Sex Sex Sex Masturbation Sex

Editor’s note: This article was initially published in The Daily Gazette, Swarthmore’s online, daily newspaper founded in Fall 1996. As of Fall 2018, the DG has merged with The Phoenix. See the about page to read more about the DG.

I was originally going to title this week’s column “In Defense of Straight Men” and write about the ways in which misogyny, homophobia, and sex negativity damage the straight men who ostensibly benefit from these systems of oppression by consistently portraying them as – and encouraging them to act like – violent, irrational animals who can’t do anything except throw their dicks around. Let’s be clear: Those in Wendy “all rapists are men” Shalit’s camp want to protect the rest of us from these pigs who lose the capacity for thought at the mere glimmer of a female nipple; I want everyone to protect themselves (and each other) from the insidious effects of our rape culture and work collectively to dismantle it altogether.

I was all set to lay out a brilliant argument by the end of which my straight male readers would realize (if they haven’t already) why it’s in their best interest to work to end gender and sexual oppression. Then I remembered that this is not meant to be a column about feminism and its discontents – it’s a column about sex. Hence this week’s title, so that no one gets confused (least of all myself) and so no one clicks on it by accident expecting something different.

I had that first part about what I’m not going to write about this week open on my desktop for weeks, past when I was supposed to submit this column, past papers and presentations, past excuses to the people who actually noticed that I usually post every other week, because I didn’t know what to write about and because – confession – I’ve had sex, like, three times in the past two weeks. Don’t get me wrong, I have no complaints about those three times. Sometimes, though, I have this nagging fear that I’m a failure of a kinkyqueersexpozcrusader when I don’t have enough sex, when I have mediocre sex, when I don’t pursue sex with other people even though my partner doesn’t mind, when we try something new and exciting and then finish by jacking each other off to orgasm.

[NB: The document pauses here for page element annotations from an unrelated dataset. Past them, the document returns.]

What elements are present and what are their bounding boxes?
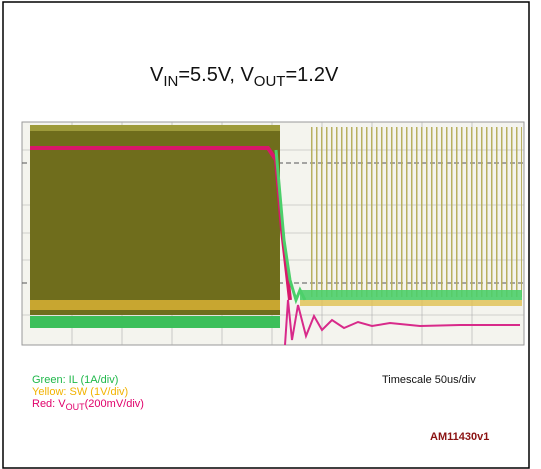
- figure-code: AM11430v1: [430, 431, 490, 443]
- legend-red: Red: VOUT(200mV/div): [32, 398, 144, 412]
- legend-yellow: Yellow: SW (1V/div): [32, 386, 129, 398]
- scope-screen: [21, 121, 525, 346]
- timescale: Timescale 50us/div: [382, 374, 476, 386]
- legend-green: Green: IL (1A/div): [32, 374, 119, 386]
- title: VIN=5.5V, VOUT=1.2V: [150, 64, 339, 90]
- border: [2, 1, 530, 469]
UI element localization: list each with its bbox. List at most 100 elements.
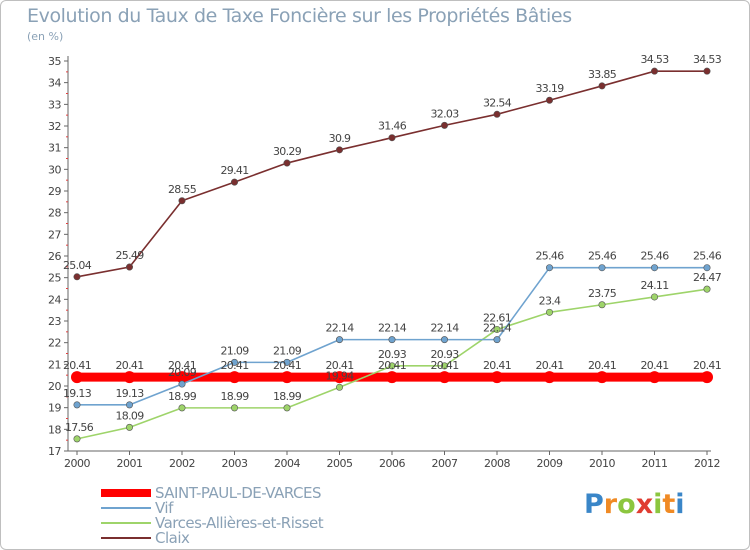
data-point	[440, 336, 448, 344]
data-label: 22.14	[378, 322, 407, 335]
data-label: 20.41	[168, 359, 196, 372]
data-label: 20.09	[168, 366, 197, 379]
y-tick-label: 17	[48, 445, 61, 458]
data-label: 21.09	[273, 344, 302, 357]
data-label: 23.4	[539, 294, 561, 307]
data-label: 29.41	[221, 164, 249, 177]
data-point	[598, 82, 606, 90]
data-point	[493, 336, 501, 344]
data-point	[231, 358, 239, 366]
data-label: 18.99	[273, 390, 302, 403]
data-label: 19.13	[116, 387, 145, 400]
data-point	[71, 371, 83, 384]
y-tick-label: 24	[48, 293, 61, 306]
logo-letter: x	[635, 489, 654, 520]
data-point	[491, 371, 503, 384]
x-tick-label: 2012	[694, 457, 720, 470]
data-point	[73, 273, 81, 281]
y-tick-label: 23	[48, 315, 61, 328]
y-tick-label: 22	[48, 337, 61, 350]
legend-label: SAINT-PAUL-DE-VARCES	[155, 484, 322, 502]
data-label: 20.41	[116, 359, 144, 372]
data-point	[126, 423, 134, 431]
data-point	[388, 362, 396, 370]
y-tick-label: 21	[48, 358, 61, 371]
logo-letter: P	[584, 489, 604, 520]
data-point	[493, 325, 501, 333]
data-label: 34.53	[641, 53, 670, 66]
y-tick-label: 19	[48, 402, 61, 415]
legend-swatch	[101, 522, 151, 524]
x-tick-label: 2010	[589, 457, 615, 470]
y-tick-label: 26	[48, 250, 61, 263]
data-point	[388, 134, 396, 142]
legend-label: Vif	[155, 499, 173, 517]
data-label: 20.93	[431, 348, 460, 361]
y-tick-label: 25	[48, 272, 61, 285]
data-point	[333, 371, 346, 384]
data-point	[703, 264, 711, 272]
data-point	[545, 96, 553, 104]
data-label: 20.41	[431, 359, 459, 372]
data-point	[176, 371, 188, 384]
x-tick-label: 2011	[642, 457, 668, 470]
y-tick-label: 31	[48, 142, 61, 155]
data-point	[545, 308, 553, 316]
data-label: 20.41	[588, 359, 616, 372]
logo-letter: i	[675, 489, 685, 520]
data-label: 22.14	[326, 322, 355, 335]
data-label: 32.54	[483, 96, 512, 109]
data-point	[283, 404, 291, 412]
legend-label: Varces-Allières-et-Risset	[155, 514, 324, 532]
unit-label: (en %)	[27, 30, 64, 43]
y-tick-label: 28	[48, 207, 61, 220]
data-point	[440, 121, 448, 129]
data-label: 20.41	[483, 359, 511, 372]
y-tick-label: 35	[48, 55, 61, 68]
data-label: 33.85	[588, 68, 617, 81]
x-tick-label: 2000	[64, 457, 90, 470]
data-point	[231, 178, 239, 186]
data-label: 28.55	[168, 183, 197, 196]
y-tick-label: 32	[48, 120, 61, 133]
legend-swatch	[101, 537, 151, 539]
x-tick-label: 2001	[117, 457, 143, 470]
x-tick-label: 2003	[222, 457, 248, 470]
logo-letter: i	[653, 489, 663, 520]
data-label: 25.46	[588, 250, 617, 263]
x-tick-label: 2009	[537, 457, 563, 470]
data-label: 22.14	[431, 322, 460, 335]
data-label: 21.09	[221, 344, 250, 357]
data-label: 20.41	[641, 359, 669, 372]
data-point	[440, 362, 448, 370]
data-point	[388, 336, 396, 344]
legend-swatch	[101, 489, 151, 497]
y-tick-label: 33	[48, 98, 61, 111]
data-point	[701, 371, 713, 384]
data-label: 31.46	[378, 120, 407, 133]
data-point	[648, 371, 661, 384]
x-tick-label: 2002	[169, 457, 195, 470]
data-label: 20.41	[221, 359, 249, 372]
data-point	[73, 401, 81, 409]
data-label: 24.11	[641, 279, 669, 292]
y-tick-label: 29	[48, 185, 61, 198]
x-tick-label: 2006	[379, 457, 405, 470]
data-point	[123, 371, 136, 384]
data-point	[650, 293, 658, 301]
data-point	[438, 371, 451, 384]
data-point	[703, 67, 711, 75]
data-point	[231, 404, 239, 412]
data-point	[493, 110, 501, 118]
data-point	[283, 358, 291, 366]
chart-title: Evolution du Taux de Taxe Foncière sur l…	[27, 5, 572, 27]
data-label: 25.49	[116, 249, 145, 262]
legend-swatch	[101, 507, 151, 509]
data-point	[178, 380, 186, 388]
x-tick-label: 2004	[274, 457, 300, 470]
x-tick-label: 2007	[432, 457, 458, 470]
data-label: 18.09	[116, 409, 145, 422]
series-line-claix	[76, 70, 707, 278]
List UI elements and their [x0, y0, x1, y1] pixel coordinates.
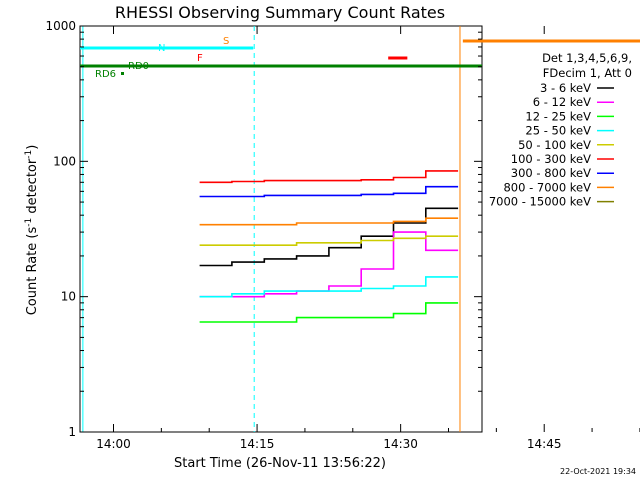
- series-line-100-300-kev-seg1: [199, 170, 459, 184]
- y-axis-label: Count Rate (s-1 detector-1): [24, 145, 40, 316]
- orbit-annotations: N F S RD0 RD6: [80, 26, 640, 432]
- series-line-12-25-kev-seg1: [199, 302, 459, 323]
- rd6-marker: [121, 72, 124, 75]
- flare-label: F: [197, 53, 203, 64]
- x-tick-label: 14:15: [240, 437, 275, 451]
- y-tick-label: 100: [53, 154, 76, 168]
- legend-label: 800 - 7000 keV: [503, 180, 591, 194]
- y-label-part-3: ): [25, 145, 40, 150]
- series-line-800-7000-kev-seg1: [199, 217, 459, 226]
- x-axis-label: Start Time (26-Nov-11 13:56:22): [174, 456, 386, 471]
- plot-frame: [79, 25, 483, 433]
- timestamp: 22-Oct-2021 19:34: [560, 467, 636, 476]
- y-label-sup-1: -1: [24, 218, 34, 227]
- chart-title: RHESSI Observing Summary Count Rates: [115, 3, 445, 22]
- legend-label: 100 - 300 keV: [511, 152, 591, 166]
- rd0-label: RD0: [128, 61, 149, 72]
- series-line-25-50-kev-seg1: [199, 276, 459, 298]
- series-line-300-800-kev-seg1: [199, 185, 459, 198]
- x-tick-label: 14:30: [383, 437, 418, 451]
- legend-label: 3 - 6 keV: [540, 81, 591, 95]
- legend-label: 12 - 25 keV: [525, 109, 591, 123]
- legend-label: 50 - 100 keV: [518, 138, 591, 152]
- y-label-part-2: detector: [25, 158, 40, 218]
- night-label: N: [158, 43, 165, 54]
- series-layer: [199, 170, 459, 323]
- y-tick-label: 10: [61, 290, 76, 304]
- legend-label: 7000 - 15000 keV: [489, 195, 591, 209]
- series-line-6-12-kev-seg1: [199, 231, 459, 298]
- rd6-label: RD6: [95, 69, 116, 80]
- y-tick-label: 1000: [45, 19, 76, 33]
- legend-label: 300 - 800 keV: [511, 166, 591, 180]
- legend: Det 1,3,4,5,6,9, FDecim 1, Att 0 3 - 6 k…: [489, 51, 632, 209]
- x-tick-label: 14:00: [96, 437, 131, 451]
- legend-header-line-1: Det 1,3,4,5,6,9,: [542, 51, 632, 65]
- saa-label: S: [223, 36, 229, 47]
- y-axis-ticks: 1 10 100 1000: [45, 19, 482, 439]
- series-line-3-6-kev-seg1: [199, 207, 459, 267]
- series-line-50-100-kev-seg1: [199, 235, 459, 246]
- legend-label: 25 - 50 keV: [525, 124, 591, 138]
- legend-header-line-2: FDecim 1, Att 0: [543, 66, 632, 80]
- legend-label: 6 - 12 keV: [533, 95, 591, 109]
- y-label-part-1: Count Rate (s: [25, 227, 40, 316]
- y-label-sup-2: -1: [24, 150, 34, 159]
- y-tick-label: 1: [68, 425, 76, 439]
- x-tick-label: 14:45: [527, 437, 562, 451]
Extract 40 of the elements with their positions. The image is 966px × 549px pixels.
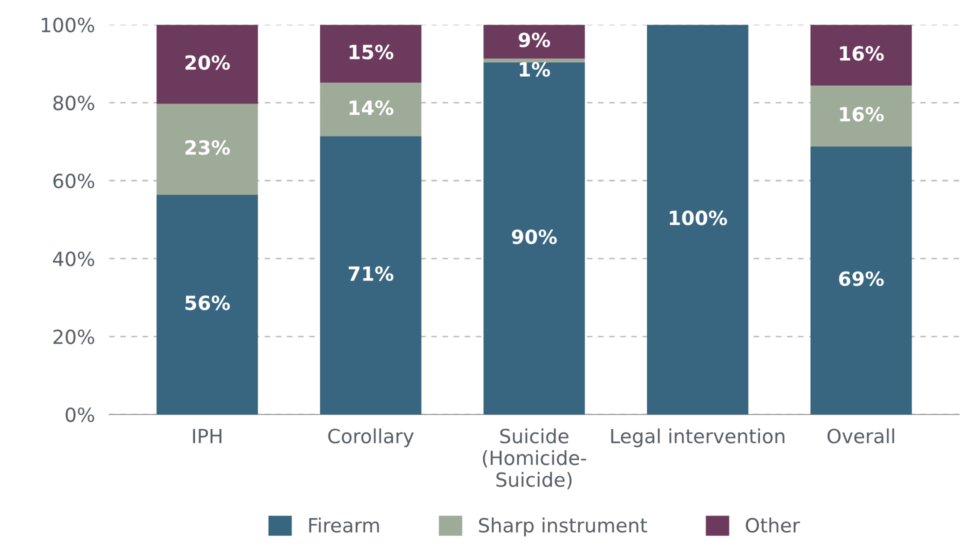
bar	[484, 62, 585, 414]
data-label: 69%	[839, 271, 884, 286]
data-label: 56%	[185, 296, 230, 310]
x-tick-label: IPH	[193, 428, 222, 444]
data-label: 16%	[840, 106, 884, 122]
bar	[156, 194, 258, 414]
y-tick-label: 100%	[42, 18, 94, 32]
y-tick-label: 0%	[66, 407, 94, 422]
y-tick-label: 60%	[53, 174, 94, 188]
data-label: 90%	[512, 229, 557, 244]
legend-label: Firearm	[309, 518, 379, 533]
data-label: 9%	[518, 32, 550, 48]
bar	[320, 82, 422, 136]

I know – rationally, fundamentally, with conviction – that all those things are just fine, but the fear is still there, and I don’t think that’s unusual; deprogramming all the bullshit built up around sex in every direction (so that you feel bad no matter what you do or don’t do) is hard work. One of the things I have the hardest time with myself is fighting to let go of everything I’ve ever been taught about monogamy and how it’s the best thing ever and how one day someone will drop into my life and be the best person ever and we’ll get along emotionally and intellectually and sexually without even trying and then I’ll be complete. Here’s the thing: I’m already complete. Not perfect, certainly, but I’m a whole person and I prefer to date other whole people, people who don’t try to fill in my gaps and don’t demand that I fill theirs.

My partner and I are in an open relationship, in spite of the fact that we are unsure and apprehensive of what sleeping with someone else might feel like or mean for our relationship. We talk and talk and talk (and then talk some more) about all of this, about how we’re comfortable with making out with other people at parties but going home even just for more making out is scary, about how we want to have a threesome/foursome/moresome but don’t really know how to go about it, about how the conception we share of what would make an open relationship awesome might not exist for us at Swarthmore.

It’s hard because the programming is so thorough that beyond the fact that you’re supposed to feel like shit when the person you love is with someone else, you do feel like shit. I feel like shit. But I’ve cheated in the past and that felt shittier, because it wasn’t honest and it wasn’t respectful and it was pretty selfish.

For me, being in an open relationship is not about getting lots of ass (I don’t) and it’s not about jerking people around (I try not to), it’s about recognizing that relationships are personal things that work very differently for different people at different times. Whether I actually hook up with anyone else at any given point, or even whether I want to, is mostly irrelevant because the point of the endeavor is to step out of the monogamy-is-the-Way mind set so that my partner and I can shape our relationship in ways that work for us – by hand rather than out of the cracked mold that every book, movie, TV show, advertisement I’ve ever seen keeps trying to push on us. That also means that there are as many ways to do nonmonogamy as there are ways to have an orgasm (that is, more than you think).

I’m not advocating nonmonogamy, because it’s not right for everyone and I haven’t even decided if it’s right for me. I am advocating critical thought and putting some effort into figuring out what works for you. Characterizing any one particular way of doing things as the best and only way that works is a weak cover-up for the fact that there is never only one way to do anything nor is there a way that works for every person in every situation.

For further reading on the topic by people far more qualified than I, people will tell you to read The Ethical Slut. Apparently it’s foundational. However, it’s incredibly poorly written and, to my mind, has an awful way of talking about non-primary partners as if they are walking sex toys rather than real human beings. Also, it has an unmistakable whiff of California about it. If you, like me, prefer your sex reporting with more of a New York feel, Tristan Taormino (who some of you may remember from the anal sex workshop she gave at Sager two years ago) is coming out with a new book about open relationships. If her other work is any indication, it should be worth checking out.